Pell does address things I’ve already covered — people don’t enter many
words and that natural search hasn’t worked before. But he argues still going
ahead doesn’t defy conventional wisdom, since Google did the same thing in
challenging the majors.

Not correct. Google succeeded because the changes it made REQUIRED NO CHANGES
ON THE PART OF THE USER. The results simply got better, even though the method
of searching (and number of words) remained the same. It also succeeded because
all the other major players weren’t paying attention to search. Believe me, they
aren’t ignoring the idea of natural language search. They know about it, and if
it will be successful, you bet it will be implemented long before an upstart
company can try to trounce them.

Back to Pell’s post, he fails to explain how searchers are somehow magically
going to go beyond “keywordese” to natural language searching. They aren’t using
keywordese now because they somehow have been trained to do it. No one from
Google sat the searchers down and said “only two words, and don’t use
conjunctions.” People search however they want — and right now, they use only a
few words.

If Powerset’s going to change those habits, good luck. Be sure to read my
Why Search Sucks & You Won’t Fix
It The Way You Think
post from last month, which graphically illustrates the
challenge in changing habits with the user interface alone. Getting inside the
minds and whispering “type longer” isn’t going to be fun.
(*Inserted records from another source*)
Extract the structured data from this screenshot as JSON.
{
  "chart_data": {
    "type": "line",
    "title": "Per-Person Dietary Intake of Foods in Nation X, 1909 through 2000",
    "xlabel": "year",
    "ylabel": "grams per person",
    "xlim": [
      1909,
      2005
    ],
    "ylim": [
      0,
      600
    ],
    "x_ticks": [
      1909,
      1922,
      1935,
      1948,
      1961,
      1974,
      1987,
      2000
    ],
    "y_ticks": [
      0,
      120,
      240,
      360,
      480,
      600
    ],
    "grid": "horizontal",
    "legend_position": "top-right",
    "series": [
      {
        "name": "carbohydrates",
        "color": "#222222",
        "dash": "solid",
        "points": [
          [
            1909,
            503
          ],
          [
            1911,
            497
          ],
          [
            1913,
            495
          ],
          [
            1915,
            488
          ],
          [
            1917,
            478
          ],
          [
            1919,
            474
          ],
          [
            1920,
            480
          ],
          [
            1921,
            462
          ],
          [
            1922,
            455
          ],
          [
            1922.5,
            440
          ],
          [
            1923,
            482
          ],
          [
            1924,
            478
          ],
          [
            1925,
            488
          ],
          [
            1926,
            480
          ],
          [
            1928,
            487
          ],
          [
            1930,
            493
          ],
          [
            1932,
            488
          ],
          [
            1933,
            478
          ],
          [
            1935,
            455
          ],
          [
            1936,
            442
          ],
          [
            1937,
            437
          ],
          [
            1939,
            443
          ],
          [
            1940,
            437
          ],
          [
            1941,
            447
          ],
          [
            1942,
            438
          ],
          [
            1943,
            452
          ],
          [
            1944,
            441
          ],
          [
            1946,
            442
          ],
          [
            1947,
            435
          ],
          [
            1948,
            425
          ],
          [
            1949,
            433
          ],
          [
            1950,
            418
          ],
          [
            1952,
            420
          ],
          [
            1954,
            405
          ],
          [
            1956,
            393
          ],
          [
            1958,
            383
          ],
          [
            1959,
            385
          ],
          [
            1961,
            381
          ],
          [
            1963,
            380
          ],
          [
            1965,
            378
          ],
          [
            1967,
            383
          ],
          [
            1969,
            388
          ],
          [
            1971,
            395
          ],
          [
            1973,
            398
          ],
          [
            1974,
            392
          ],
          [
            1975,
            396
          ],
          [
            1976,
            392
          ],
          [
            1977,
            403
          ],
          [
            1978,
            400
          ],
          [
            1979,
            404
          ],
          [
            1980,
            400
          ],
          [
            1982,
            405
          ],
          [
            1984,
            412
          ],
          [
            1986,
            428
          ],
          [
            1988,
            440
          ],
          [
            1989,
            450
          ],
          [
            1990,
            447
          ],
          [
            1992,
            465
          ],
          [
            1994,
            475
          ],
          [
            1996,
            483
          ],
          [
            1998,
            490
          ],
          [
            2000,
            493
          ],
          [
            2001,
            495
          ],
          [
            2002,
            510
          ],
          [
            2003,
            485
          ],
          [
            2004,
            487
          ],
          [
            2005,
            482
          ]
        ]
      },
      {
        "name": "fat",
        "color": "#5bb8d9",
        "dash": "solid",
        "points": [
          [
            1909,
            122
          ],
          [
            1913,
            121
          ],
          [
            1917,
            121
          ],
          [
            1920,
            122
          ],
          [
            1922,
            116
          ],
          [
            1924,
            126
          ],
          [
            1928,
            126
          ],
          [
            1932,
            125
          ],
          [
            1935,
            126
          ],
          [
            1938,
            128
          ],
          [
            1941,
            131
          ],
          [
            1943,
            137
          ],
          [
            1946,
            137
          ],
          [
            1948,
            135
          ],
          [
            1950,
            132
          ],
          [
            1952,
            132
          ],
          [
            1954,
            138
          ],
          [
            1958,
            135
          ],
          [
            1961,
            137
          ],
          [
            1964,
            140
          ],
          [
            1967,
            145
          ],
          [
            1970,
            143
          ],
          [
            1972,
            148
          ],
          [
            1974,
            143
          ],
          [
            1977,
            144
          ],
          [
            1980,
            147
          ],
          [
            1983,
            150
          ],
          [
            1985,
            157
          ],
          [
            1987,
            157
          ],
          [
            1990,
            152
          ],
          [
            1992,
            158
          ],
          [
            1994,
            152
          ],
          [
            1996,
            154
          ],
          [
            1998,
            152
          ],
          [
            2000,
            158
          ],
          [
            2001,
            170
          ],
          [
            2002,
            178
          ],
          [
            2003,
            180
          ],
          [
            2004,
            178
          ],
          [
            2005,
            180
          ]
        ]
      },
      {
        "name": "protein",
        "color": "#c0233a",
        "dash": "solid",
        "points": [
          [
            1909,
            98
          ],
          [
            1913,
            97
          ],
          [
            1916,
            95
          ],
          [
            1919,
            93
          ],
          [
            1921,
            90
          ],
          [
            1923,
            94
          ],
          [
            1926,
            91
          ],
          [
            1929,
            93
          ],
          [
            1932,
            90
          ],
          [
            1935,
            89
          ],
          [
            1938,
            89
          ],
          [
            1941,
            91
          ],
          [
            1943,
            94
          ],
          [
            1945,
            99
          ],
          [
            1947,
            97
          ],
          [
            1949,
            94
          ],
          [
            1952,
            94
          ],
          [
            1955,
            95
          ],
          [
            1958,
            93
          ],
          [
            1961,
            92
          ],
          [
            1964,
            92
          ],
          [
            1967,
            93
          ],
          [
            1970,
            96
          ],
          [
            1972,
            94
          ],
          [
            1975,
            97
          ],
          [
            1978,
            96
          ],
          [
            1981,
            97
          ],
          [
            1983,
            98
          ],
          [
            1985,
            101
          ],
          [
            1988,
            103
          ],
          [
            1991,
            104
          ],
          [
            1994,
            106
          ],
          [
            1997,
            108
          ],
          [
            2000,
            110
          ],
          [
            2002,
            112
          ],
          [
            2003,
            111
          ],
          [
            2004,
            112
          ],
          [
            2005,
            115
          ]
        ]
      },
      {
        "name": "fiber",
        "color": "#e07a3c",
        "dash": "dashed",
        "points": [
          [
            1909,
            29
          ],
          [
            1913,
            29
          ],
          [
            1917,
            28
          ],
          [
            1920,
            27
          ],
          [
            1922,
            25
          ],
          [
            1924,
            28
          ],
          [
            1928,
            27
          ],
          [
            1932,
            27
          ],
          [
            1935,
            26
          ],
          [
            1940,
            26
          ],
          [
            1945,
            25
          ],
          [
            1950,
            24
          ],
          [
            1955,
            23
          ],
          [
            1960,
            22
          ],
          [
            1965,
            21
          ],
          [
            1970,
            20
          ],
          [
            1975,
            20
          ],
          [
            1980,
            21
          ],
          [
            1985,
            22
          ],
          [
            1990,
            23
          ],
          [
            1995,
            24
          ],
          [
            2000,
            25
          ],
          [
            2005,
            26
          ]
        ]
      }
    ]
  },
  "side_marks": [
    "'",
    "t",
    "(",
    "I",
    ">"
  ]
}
Meanwhile, I have great sympathy for the fact that the major search engines
could definitely do a much better job with query refinement.
My Robert Scoble
Wants What We Had — Better Query Refinement. So Do I!
post from last year
drills deep into some of the things I’ve illustrated above, on how query
refinement could improve — and improve in a way that wouldn’t cause more work
for the searchers.

Meanwhile, I’ll leave off with this screenshot:


Direct Answers On Ask

That’s the top of Ask’s search results for the
pirates
of the caribbean
search I mentioned earlier. Notice what they show before
the regular search results. A big fat guess at what most people probably want,
the info on the latest movie. Did they guess wrong? Notice the “Did you mean”
link directing searchers to try a search on Xbox related info as a backup.

That’s query refinement in action — inline — directly in front of the
action area that most searchers interact with. It could be much, much better.
But it’s a start and you’re going to see more of this,
even at places like Google which has used
midpage query
refinement for nearly two years now.